We have found that the statement "reinforcement produces an increment in
behavior" leads to behavior that does not match what happens in
experiments, whereas the statement "Behavior is proportional to the
difference between a reference value Co and the actual value of the
contingent consequence C," leads to behavior that changes from any
starting rate to a final rate in a negatively-accelerated exponential
way -- which is what is observed.

The conventional way of defining reinforcement as an increment in
behavior actually leads to a prediction of either zero behavior or a
positive-feedback runaway condition. The difference between what does
happen (an approach to an asymptote) and the implication of the
definition of reinforcement (runaway) has, I assume, been recognized.
This difference, however, has not been attributed to an error in the
assumed mechanism of reinforcement. Instead, it has been assumed to be
due to failure to take into account a second phenomenon: satiation. The
basic conclusion has been that there would indeed be a runaway
condition, but as the reinforcement rate rises, satiation begins to
increase nonlinearly, until it is sufficient to stop the runaway.
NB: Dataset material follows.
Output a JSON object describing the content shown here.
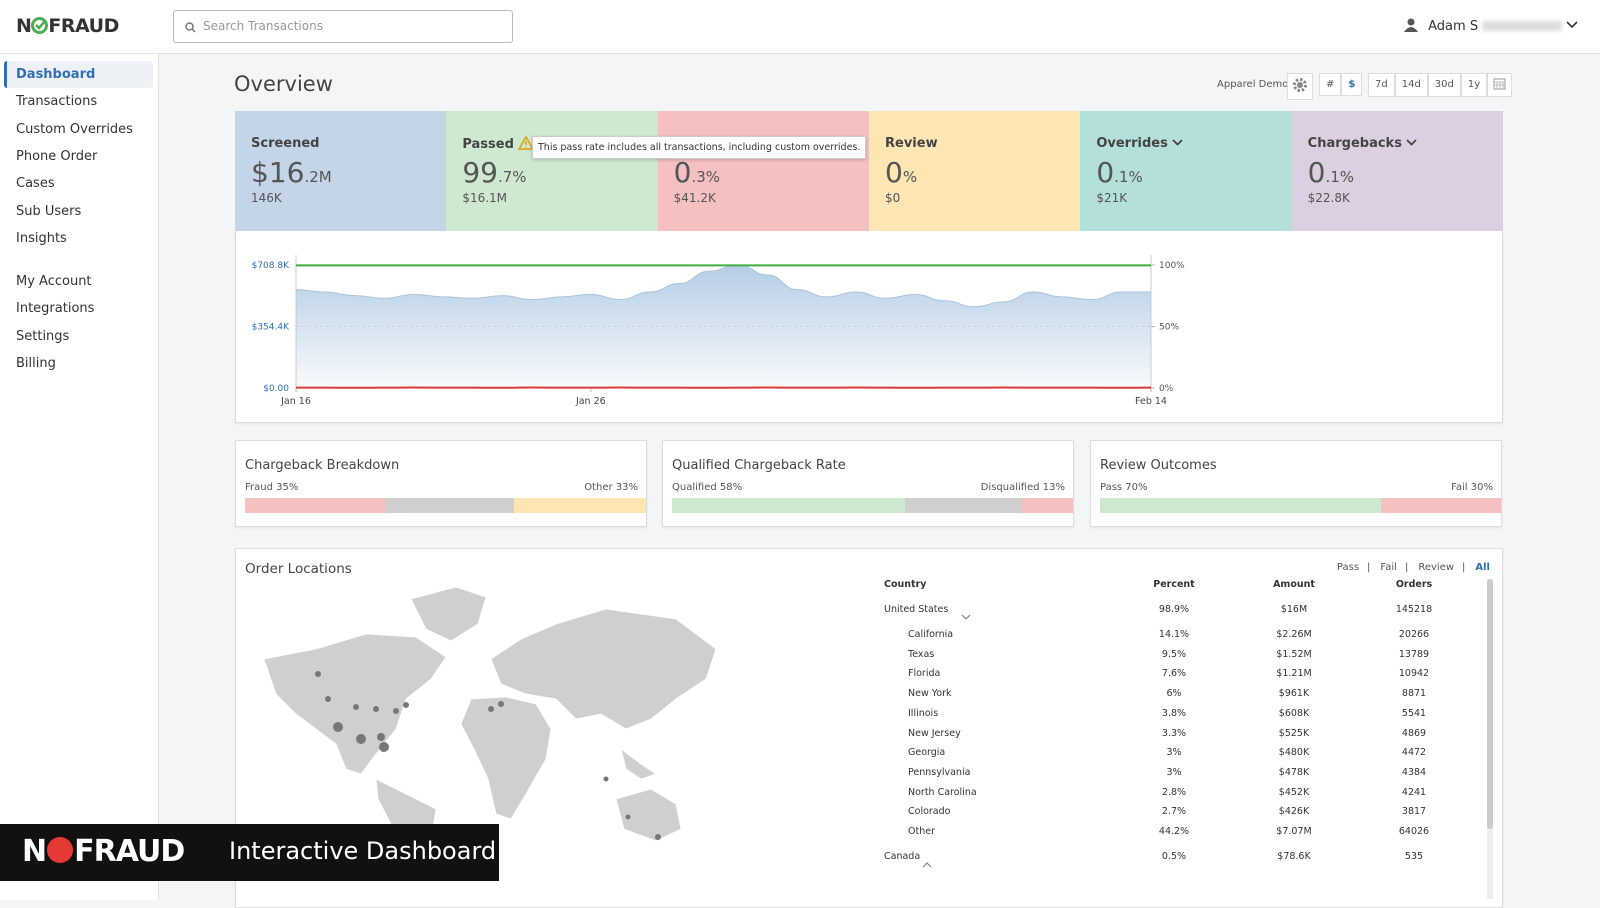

In more complex schedules like a VI schedule, there is a natural
nonlinearity in s(B) which, with just the right values of the system
constants, can produce runway at low levels of behavior but an approach
to an asymptote at high levels, without requiring the introduction of
satiation to save the theory. However, the alternative law given above
also produces the same result, but does not depend so delicately on
assuming just the right values of system parameters -- and it works for
ratio schedules as well.

The real problem with the conventional model is that the wrong law has
been assumed. The observed behavior is NOT implied by the assumption
that an increment in reinforcement produces an increment in behavior.
The cure for the failure to predict is not to add new phenomena ad hoc,
but to use a law that _does_ lead to the observed behavior: the PCT
model.

The difference between reinforcement theory and PCT comes down to the
two models assumed:

Reinforcement: dB/dt = k1*C - k2*B

PCT: dB/dt = k1*(Co - C)

You will notice that C enters with opposite signs in these two models.

By this analysis, we can see that the statement "reinforcement causes an
increment in behavior rate," which is a definition of reinforcement, is
incompatible with the observation, "Behavior and reinforcement rate rise
to an asymptotic value", which is roughly how the _phenomenon_ called
reinforcement is described. The PCT model shows how both behavior rate
and reinforcement rate can rise to an asymptote while the reinforcement
rate always has a _negative_ effect on the behavior rate.
-----------------------------------------------------------------------
Best,

Bill P.